Il faut observer en outre que, pour les conditions d’éligibilité pour les évêques et les curés, la Constituante se montra respectueuse de la tradition catholique. Elle ne donna pas au peuple le droit de nommer tout d’abord évêque qui il voulait.

Pour être nommé évêque, c’est-à-dire pour recevoir le droit de faire de nouveaux prêtres, il fallait déjà être curé, c’est-à-dire avoir été ordonné prêtre par des évêques institués selon l’ancien mode. Malgré la fiction extraordinaire de Talleyrand, malgré les illusions extraordinaires des jansénistes qui considéraient la nation française de la fin du xviiie siècle comme l’Assemblée des fidèles, comme l’Église, dépositaire de l’esprit et de la volonté de Dieu, la Constituante n’osa pas faire jaillir directement du sol révolutionnaire des sources nouvelles de sacerdoce et par là la Constitution civile du clergé se distingua essentiellement de la Réforme du xvie siècle.

Bien des détails de la Constitution civile du clergé nous semblent bizarres et bien des historiens ont dit qu’elle a échoué misérablement. C’est inexact : d’abord elle a duré sous sa forme propre jusqu’au 21 février 1795, c’est-à-dire pendant quatre années, et elle fut, au moins pendant trois ans, réellement pratiquée : les électeurs chargés de nommer curés et évêques prenaient leurs fonctions au sérieux, assistaient sans mauvaise grâce (même les plus libres penseurs) aux cérémonies religieuses qui faisaient partie de la procédure électorale, et bien loin de croire qu’ils se compromettaient ainsi avec l’Église, ils croyaient faire acte de bons révolutionnaires.
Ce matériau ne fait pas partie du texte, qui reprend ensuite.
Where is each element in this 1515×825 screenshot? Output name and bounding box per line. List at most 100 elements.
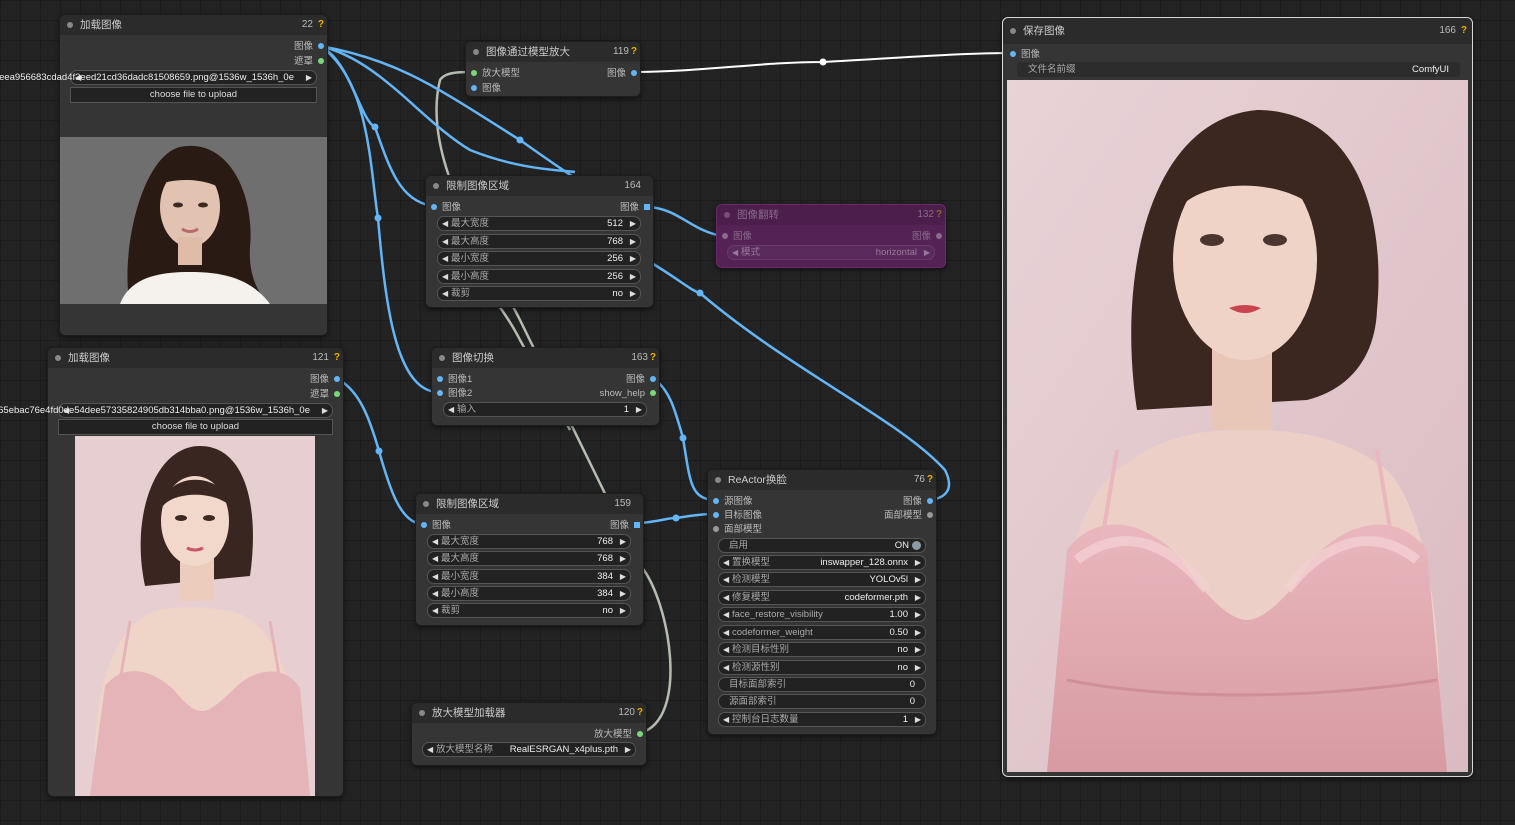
detect-source-gender-widget[interactable]: ◀ 检测源性别 no ▶ — [718, 660, 926, 675]
arrow-right-icon[interactable]: ▶ — [915, 661, 921, 674]
image-switch-node-163[interactable]: 图像切换 163 ? 图像1 图像2 图像 show_help ◀ 输入 1 ▶ — [431, 347, 660, 426]
image-file-select[interactable]: ◀ omfy/d65ebac76e4fd0de54dee57335824905d… — [0, 403, 333, 418]
collapse-dot-icon[interactable] — [439, 355, 445, 361]
output-port[interactable] — [650, 376, 656, 382]
help-icon[interactable]: ? — [334, 348, 340, 368]
output-port[interactable] — [637, 731, 643, 737]
source-face-index-field[interactable]: 源面部索引 0 — [718, 694, 926, 709]
help-icon[interactable]: ? — [318, 15, 324, 35]
input-image-slot[interactable]: 图像 — [429, 201, 461, 214]
input-port[interactable] — [471, 85, 477, 91]
flip-mode-widget[interactable]: ◀ 模式 horizontal ▶ — [727, 245, 935, 260]
output-port[interactable] — [631, 70, 637, 76]
input-image2-slot[interactable]: 图像2 — [435, 387, 472, 400]
collapse-dot-icon[interactable] — [55, 355, 61, 361]
max-width-widget[interactable]: ◀ 最大宽度 512 ▶ — [437, 216, 641, 231]
load-image-node-22[interactable]: 加载图像 22 ? 图像 遮罩 ◀ /97eeea956683cdad4f3ee… — [0, 14, 328, 336]
collapse-dot-icon[interactable] — [715, 477, 721, 483]
limit-image-area-node-159[interactable]: 限制图像区域 159 图像 图像 ◀ 最大宽度 768 ▶ ◀ 最大高度 768 ▶ ◀ 最小… — [415, 493, 644, 626]
output-port[interactable] — [927, 512, 933, 518]
arrow-left-icon[interactable]: ◀ — [432, 535, 438, 548]
arrow-left-icon[interactable]: ◀ — [432, 604, 438, 617]
input-model-slot[interactable]: 放大模型 — [469, 67, 520, 80]
arrow-left-icon[interactable]: ◀ — [723, 573, 729, 586]
help-icon[interactable]: ? — [927, 470, 933, 490]
target-face-index-field[interactable]: 目标面部索引 0 — [718, 677, 926, 692]
arrow-right-icon[interactable]: ▶ — [915, 626, 921, 639]
input-image-slot[interactable]: 图像 — [720, 230, 752, 243]
input-port[interactable] — [437, 376, 443, 382]
arrow-left-icon[interactable]: ◀ — [432, 587, 438, 600]
arrow-left-icon[interactable]: ◀ — [427, 743, 433, 756]
upscale-model-loader-node-120[interactable]: 放大模型加载器 120 ? 放大模型 ◀ 放大模型名称 RealESRGAN_x4p… — [411, 702, 647, 766]
input-port[interactable] — [437, 390, 443, 396]
arrow-right-icon[interactable]: ▶ — [630, 270, 636, 283]
limit-image-area-node-164[interactable]: 限制图像区域 164 图像 图像 ◀ 最大宽度 512 ▶ ◀ 最大高度 768 ▶ ◀ 最小… — [425, 175, 654, 308]
detect-target-gender-widget[interactable]: ◀ 检测目标性别 no ▶ — [718, 642, 926, 657]
output-list-port[interactable] — [634, 522, 640, 528]
collapse-dot-icon[interactable] — [1010, 28, 1016, 34]
input-image-slot[interactable]: 图像 — [419, 519, 451, 532]
collapse-dot-icon[interactable] — [724, 212, 730, 218]
node-title-bar[interactable]: 限制图像区域 159 — [416, 494, 643, 514]
max-height-widget[interactable]: ◀ 最大高度 768 ▶ — [427, 551, 631, 566]
upscale-model-name-widget[interactable]: ◀ 放大模型名称 RealESRGAN_x4plus.pth ▶ — [422, 742, 636, 757]
output-port[interactable] — [936, 233, 942, 239]
node-title-bar[interactable]: 图像翻转 132 ? — [717, 205, 945, 225]
max-height-widget[interactable]: ◀ 最大高度 768 ▶ — [437, 234, 641, 249]
console-log-level-widget[interactable]: ◀ 控制台日志数量 1 ▶ — [718, 712, 926, 727]
input-port[interactable] — [722, 233, 728, 239]
input-port[interactable] — [713, 498, 719, 504]
arrow-left-icon[interactable]: ◀ — [723, 626, 729, 639]
input-image-slot[interactable]: 图像 — [469, 82, 501, 95]
arrow-right-icon[interactable]: ▶ — [630, 252, 636, 265]
arrow-right-icon[interactable]: ▶ — [915, 591, 921, 604]
input-port[interactable] — [713, 512, 719, 518]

Mais surtout la Constitution civile s’est survécue à elle-même, abâtardie, il est vrai, et abaissée, dans le Concordat. Du Concordat à la Constitution civile il y a deux grandes différences : c’est d’abord que par le Concordat l’intervention du pape a été rétablie.

Tandis que la Révolution ne connaissait point de pape et affirmait tranquillement la souveraineté du suffrage populaire aussi bien pour la nomination des magistrats d’Église que pour celle des autres magistrats de la nation, le Concordat était le résultat d’une négociation avec le pape et il lui restituait le droit d’institution canonique suprême.

Et l’autre différence c’est que, dans le régime du Concordat, la désignation des évêques et des curés est faite par le pouvoir exécutif et non par le suffrage populaire.